Insgesamt wurden für die Studie 3776 Menschen befragt, darunter 1809 Beschäftigte zwischen 25 und 54 Jahren und 1967 Mitglieder des sozialen Netzwerks XING. Mehr darüber von Ulf Rinne, Arbeitsmarktforscher am Institut zur Zukunft der Arbeit (IZA) in Bonn.
Herr Rinne, die Studie "Arbeiten in Deutschland" ergab, dass Arbeitnehmer in ihrer Freizeit durchschnittlich fünf Stunden pro Woche mit beruflicher Aktivität beschäftigt sind. Also immerhin eine Stunde pro Wochentag. Ist das ein Indiz, dass immer mehr abseits des klassischen Büroplatzes gearbeitet wird?
Ulf Rinne: Ja, das ist ein klares Indiz dafür. Die Grenzen verschwimmen, Arbeit und Freizeit lassen sich oft nicht mehr klar voneinander abgrenzen. Das gilt übrigens auch umgekehrt, nämlich: Wieviel Freizeitaktivität erledigt man eigentlich während der Arbeitszeit? Dazu haben wir in unserer Befragung leider keine Fragen gestellt. Allerdings kann man von diesem Trend auch profitieren, weil Arbeit und Freizeit flexibler in Einklang zu bringen sind. Ein Beispiel ist etwa der Vater, der seiner Tochter heutzutage auch mal nachmittags bei der Ballettvorführung zusehen kann und sich den E-Mails dann abends widmet, wenn die Kinder schlafen.

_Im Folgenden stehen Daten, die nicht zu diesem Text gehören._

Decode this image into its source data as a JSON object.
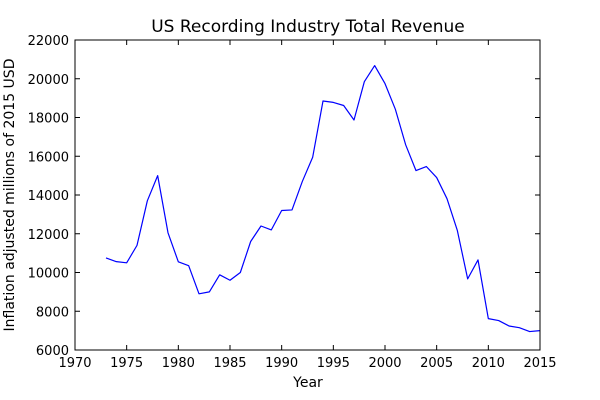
{
  "chart_data": {
    "type": "line",
    "title": "US Recording Industry Total Revenue",
    "xlabel": "Year",
    "ylabel": "Inflation adjusted millions of 2015 USD",
    "xlim": [
      1970,
      2015
    ],
    "ylim": [
      6000,
      22000
    ],
    "xticks": [
      1970,
      1975,
      1980,
      1985,
      1990,
      1995,
      2000,
      2005,
      2010,
      2015
    ],
    "yticks": [
      6000,
      8000,
      10000,
      12000,
      14000,
      16000,
      18000,
      20000,
      22000
    ],
    "grid": false,
    "series": [
      {
        "color": "#0000ff",
        "x": [
          1973,
          1974,
          1975,
          1976,
          1977,
          1978,
          1979,
          1980,
          1981,
          1982,
          1983,
          1984,
          1985,
          1986,
          1987,
          1988,
          1989,
          1990,
          1991,
          1992,
          1993,
          1994,
          1995,
          1996,
          1997,
          1998,
          1999,
          2000,
          2001,
          2002,
          2003,
          2004,
          2005,
          2006,
          2007,
          2008,
          2009,
          2010,
          2011,
          2012,
          2013,
          2014,
          2015
        ],
        "y": [
          10750,
          10560,
          10500,
          11400,
          13700,
          15000,
          12050,
          10550,
          10350,
          8900,
          9000,
          9880,
          9600,
          10000,
          11600,
          12400,
          12200,
          13200,
          13230,
          14700,
          15950,
          18850,
          18780,
          18620,
          17870,
          19850,
          20680,
          19750,
          18430,
          16590,
          15260,
          15470,
          14900,
          13810,
          12170,
          9670,
          10650,
          7620,
          7520,
          7240,
          7150,
          6950,
          7000
        ]
      }
    ]
  }
}
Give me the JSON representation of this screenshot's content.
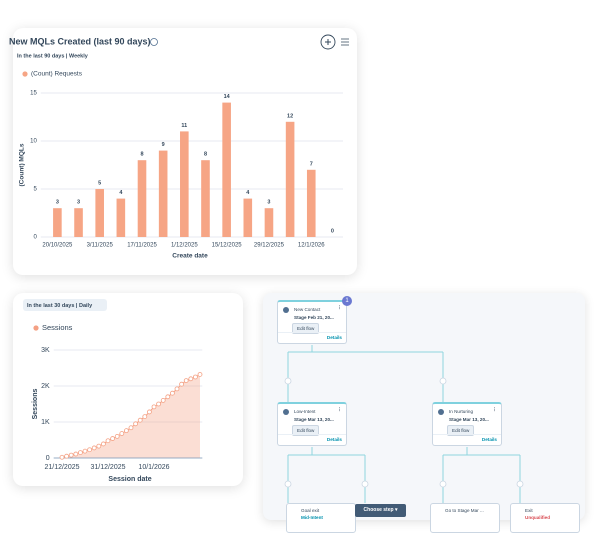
{
  "chart_data": [
    {
      "type": "bar",
      "title": "New MQLs Created (last 90 days)",
      "subtitle": "In the last 90 days | Weekly",
      "categories": [
        "20/10/2025",
        null,
        "3/11/2025",
        null,
        "17/11/2025",
        null,
        "1/12/2025",
        null,
        "15/12/2025",
        null,
        "29/12/2025",
        null,
        "12/1/2026",
        null
      ],
      "series": [
        {
          "name": "(Count) Requests",
          "color": "#f6a585",
          "values": [
            3,
            3,
            5,
            4,
            8,
            9,
            11,
            8,
            14,
            4,
            3,
            12,
            7,
            0
          ]
        }
      ],
      "x_label": "Create date",
      "y_label": "(Count) MQLs",
      "ylim": [
        0,
        15
      ],
      "yticks": [
        0,
        5,
        10,
        15
      ],
      "grid": true
    },
    {
      "type": "area",
      "subtitle": "In the last 30 days | Daily",
      "categories": [
        "21/12/2025",
        null,
        null,
        null,
        null,
        null,
        null,
        null,
        null,
        null,
        "31/12/2025",
        null,
        null,
        null,
        null,
        null,
        null,
        null,
        null,
        null,
        "10/1/2026",
        null,
        null,
        null,
        null,
        null,
        null,
        null,
        null,
        null,
        null
      ],
      "series": [
        {
          "name": "Sessions",
          "color": "#f4a083",
          "values": [
            20,
            50,
            80,
            110,
            150,
            190,
            230,
            280,
            330,
            390,
            480,
            540,
            600,
            680,
            760,
            840,
            950,
            1050,
            1150,
            1280,
            1420,
            1500,
            1600,
            1700,
            1800,
            1920,
            2050,
            2150,
            2200,
            2250,
            2320
          ]
        }
      ],
      "x_label": "Session date",
      "y_label": "Sessions",
      "ylim": [
        0,
        3000
      ],
      "yticks": [
        0,
        {
          "value": 1000,
          "label": "1K"
        },
        {
          "value": 2000,
          "label": "2K"
        },
        {
          "value": 3000,
          "label": "3K"
        }
      ],
      "grid": true
    }
  ],
  "workflow": {
    "badge": "1",
    "nodes": [
      {
        "title": "New Contact",
        "stage": "Stage Feb 21, 20...",
        "button": "Edit flow",
        "link": "Details"
      },
      {
        "title": "Low-Intent",
        "stage": "Stage Mar 13, 20...",
        "button": "Edit flow",
        "link": "Details"
      },
      {
        "title": "In Nurturing",
        "stage": "Stage Mar 13, 20...",
        "button": "Edit flow",
        "link": "Details"
      }
    ],
    "bottom_nodes": [
      {
        "title": "Goal exit",
        "subtitle": "Mid-Intent"
      },
      {
        "title": "Go to Stage Mar ..."
      },
      {
        "title": "Exit",
        "subtitle": "Unqualified"
      }
    ],
    "choose_step": "Choose step ▾"
  }
}
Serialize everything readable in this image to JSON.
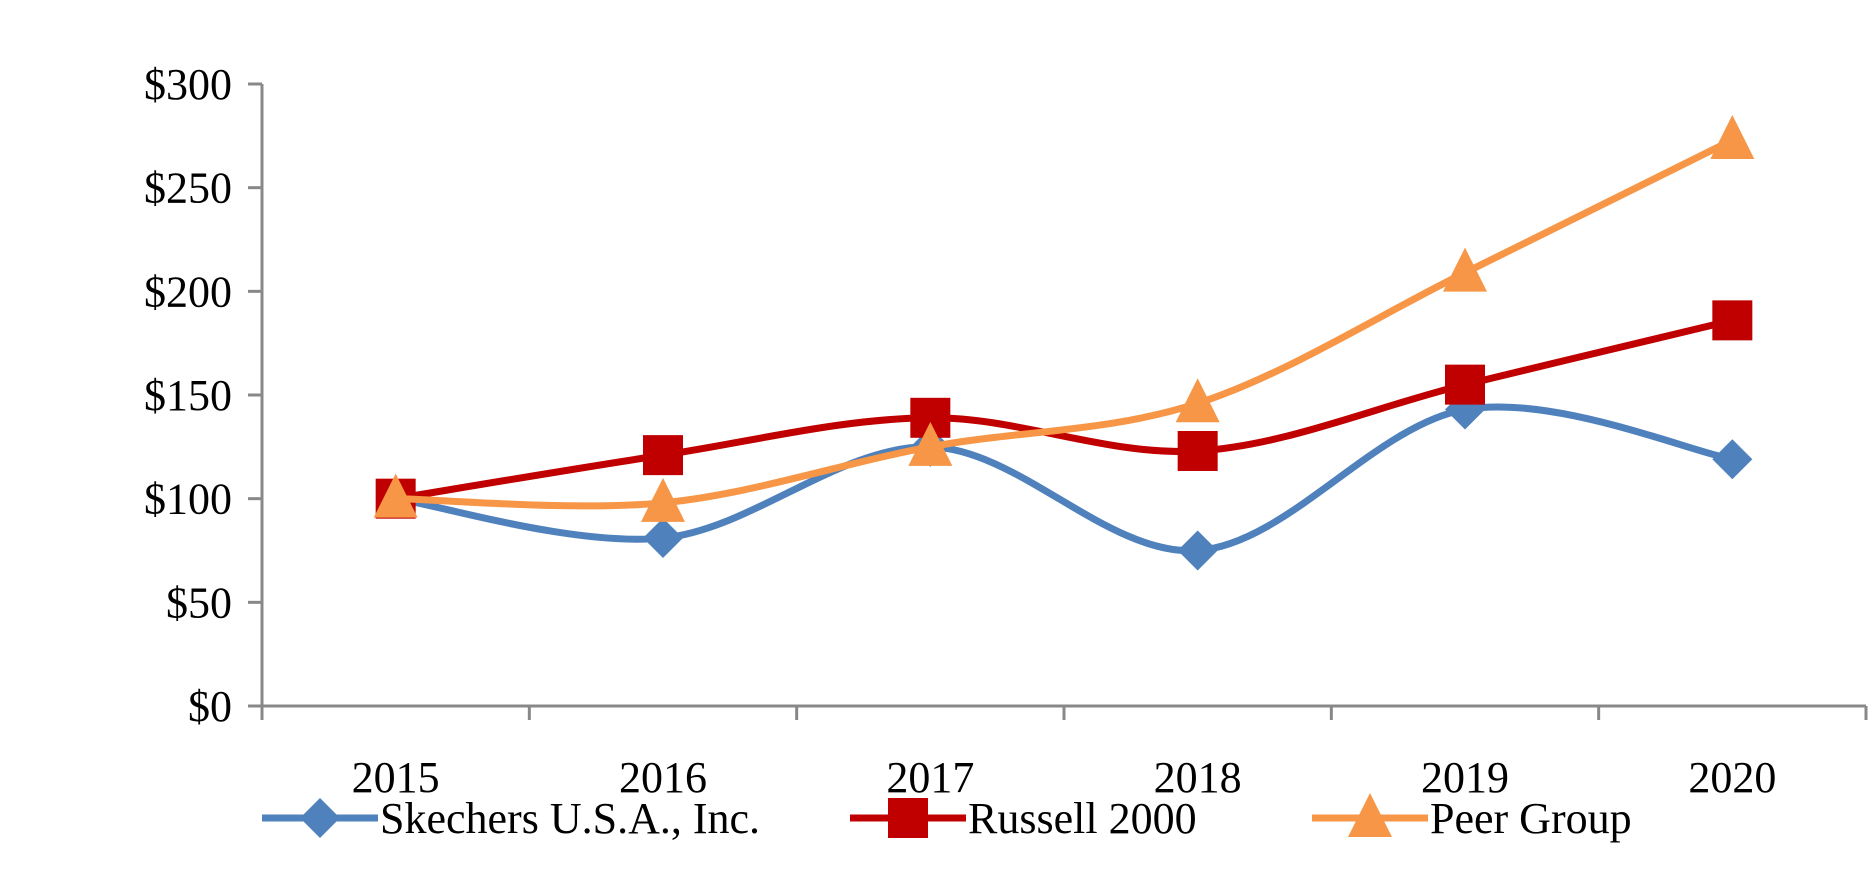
{
  "chart_data": {
    "type": "line",
    "title": "",
    "xlabel": "",
    "ylabel": "",
    "categories": [
      "2015",
      "2016",
      "2017",
      "2018",
      "2019",
      "2020"
    ],
    "ylim": [
      0,
      300
    ],
    "yticks": [
      0,
      50,
      100,
      150,
      200,
      250,
      300
    ],
    "ytick_labels": [
      "$0",
      "$50",
      "$100",
      "$150",
      "$200",
      "$250",
      "$300"
    ],
    "grid": false,
    "smooth": true,
    "legend_position": "bottom",
    "series": [
      {
        "name": "Skechers U.S.A., Inc.",
        "values": [
          100,
          81,
          125,
          75,
          143,
          119
        ],
        "color": "#4F81BD",
        "marker": "diamond"
      },
      {
        "name": "Russell 2000",
        "values": [
          100,
          121,
          139,
          123,
          155,
          186
        ],
        "color": "#C00000",
        "marker": "square"
      },
      {
        "name": "Peer Group",
        "values": [
          100,
          98,
          125,
          146,
          209,
          273
        ],
        "color": "#F79646",
        "marker": "triangle"
      }
    ]
  }
}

Wie gehen Unternehmen darauf ein, wie organisiert man Arbeitszeiterfassung heute?
Die Unternehmen kämpfen noch darum, das neu zu organisieren. Mobile Arbeitszeit wird heute größtenteils noch nicht systematisch erfasst, das ist mit Sicherheit so. Wenn aber auf der anderen Seite verstärkt Vertrauensarbeitszeit vereinbart wird, ist das auch schwierig und auch nicht unbedingt notwendig. Die gelebte Arbeitswirklichkeit der modernen Wissensgesellschaft deutet an, wohin die Entwicklung geht: Die traditionellen Vorgaben des Arbeitszeitgesetzes sind hier einfach nicht mehr zeitgemäß.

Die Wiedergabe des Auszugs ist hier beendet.